石川県七尾市で90年以上続く老舗の日本茶専門店。2024年の地震で被災し、後継者不足にも直面する中、事業承継という形で歴史ある店を残すことが決まり、20日、引き継ぎ式が行われました。
【写真を見る】能登半島地震で全壊 石川・七尾市の創業93年の国の登録有形文化財の茶店がシェアハウスとして事業承継
七尾市の一本杉通りにある創業93年の「北島屋茶店」。明治後期に建てられた店舗は国の登録有形文化財にも指定されています。
その店を1人で切り盛りするのは店主の北林昌之さん86歳。石臼を使ったお茶挽き体験は多い時に90人の予約が入るなど観光客にも人気でしたが…
北林昌之さん「ここと、この柱で助かっとる」
2024年の能登半島地震で店は全壊。2階部分の床が落ち1階にある棚が天井を支えた事でなんとか倒壊は免れましたが、地震以降、ほとんど営業ができなくなりました。

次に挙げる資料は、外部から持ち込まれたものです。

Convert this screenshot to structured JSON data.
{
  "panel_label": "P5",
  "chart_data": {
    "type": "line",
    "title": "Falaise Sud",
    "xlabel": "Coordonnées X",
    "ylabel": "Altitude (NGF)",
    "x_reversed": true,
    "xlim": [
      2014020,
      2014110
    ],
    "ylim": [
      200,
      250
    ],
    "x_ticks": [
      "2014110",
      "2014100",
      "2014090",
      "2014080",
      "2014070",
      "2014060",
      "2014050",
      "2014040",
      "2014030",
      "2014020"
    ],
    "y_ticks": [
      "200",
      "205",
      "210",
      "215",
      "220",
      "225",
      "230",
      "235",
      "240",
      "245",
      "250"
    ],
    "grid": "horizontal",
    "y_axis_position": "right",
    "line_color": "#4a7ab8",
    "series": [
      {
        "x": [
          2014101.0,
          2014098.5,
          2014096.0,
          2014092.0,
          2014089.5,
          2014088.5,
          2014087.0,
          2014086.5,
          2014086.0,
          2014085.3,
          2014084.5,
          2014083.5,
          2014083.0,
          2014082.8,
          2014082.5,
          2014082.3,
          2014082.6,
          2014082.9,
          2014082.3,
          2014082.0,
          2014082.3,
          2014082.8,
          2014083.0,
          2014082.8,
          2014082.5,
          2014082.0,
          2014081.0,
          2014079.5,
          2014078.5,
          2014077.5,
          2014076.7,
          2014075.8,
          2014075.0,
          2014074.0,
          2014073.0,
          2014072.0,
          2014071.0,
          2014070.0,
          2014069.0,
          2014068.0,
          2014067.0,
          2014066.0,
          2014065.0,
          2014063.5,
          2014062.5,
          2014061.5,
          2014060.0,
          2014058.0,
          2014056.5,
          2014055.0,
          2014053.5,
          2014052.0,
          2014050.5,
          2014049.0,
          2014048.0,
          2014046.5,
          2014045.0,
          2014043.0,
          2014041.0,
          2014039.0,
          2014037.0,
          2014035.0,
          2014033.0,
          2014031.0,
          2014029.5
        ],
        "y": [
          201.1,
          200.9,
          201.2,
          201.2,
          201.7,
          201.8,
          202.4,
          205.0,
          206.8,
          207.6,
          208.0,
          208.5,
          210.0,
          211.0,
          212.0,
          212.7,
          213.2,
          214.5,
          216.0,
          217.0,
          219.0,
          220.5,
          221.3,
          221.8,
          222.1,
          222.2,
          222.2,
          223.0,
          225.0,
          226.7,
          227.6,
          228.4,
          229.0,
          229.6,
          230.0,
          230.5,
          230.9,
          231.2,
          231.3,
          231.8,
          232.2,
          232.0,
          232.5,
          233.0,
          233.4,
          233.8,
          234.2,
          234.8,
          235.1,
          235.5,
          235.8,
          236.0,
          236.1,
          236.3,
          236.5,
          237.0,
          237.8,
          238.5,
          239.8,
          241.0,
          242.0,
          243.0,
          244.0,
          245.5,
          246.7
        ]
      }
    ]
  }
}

北林さん(事業継承を思った理由)「これ(店が)朽ちてかたがったりしたら通りの皆さんに迷惑をかける。みんなに迷惑をかけるもんで、登録文化財でもあるもんで、残せればよいなと思って」
息子を5年前に亡くし、自身も86歳と高齢の北林さん。地元の商工会議所や市などに事業を引き継ぎたいと相談したところ、能登地区で事業承継に取り組む「ノトツグ」が北島屋茶店を引き継ぐ事になりました。
■「いつまでも頭に残っていたから。何とかならんかなと正味考えていた」
北林さん「ホッとしたわいね。なんせいつまでも頭に残っていたから、ポックリいったら最後まで言われたら困るなと、何とかならんかなと正味考えていた。こんな良い話が来るとは思わなかった」
そして20日、スーツに身を包み、引き継ぎ式に出席した北林さん。ノトツグのメンバーや、再建をサポートする地元商工会や金融機関など大勢の人が集まりました。
北林さん「北島屋茶店もノトツグさんのおかげで全部残る。これもひとえに、皆さんのおかげ」
ノトツグは、築120年以上の歴史ある建物を再建し、北島屋の屋号や抹茶挽き体験を残しながら、新たにシェアハウスとしても活用することにしています。
ノトツグ・友田景代表「街並みを残すという事は、一旦壊すと難しいと思うので、街並みの良さ、一本杉の良さを残しながら、次の世代にどうやって残すのかを考えていますので・先を見据えながらどういう風に引き継いでいくのか凄い長い目線で考えていきたい」
北島屋茶店は2026年11月から改修工事を行い、2027年春から夏を目途に茶屋とシェアハウスとして営業を再開する予定です。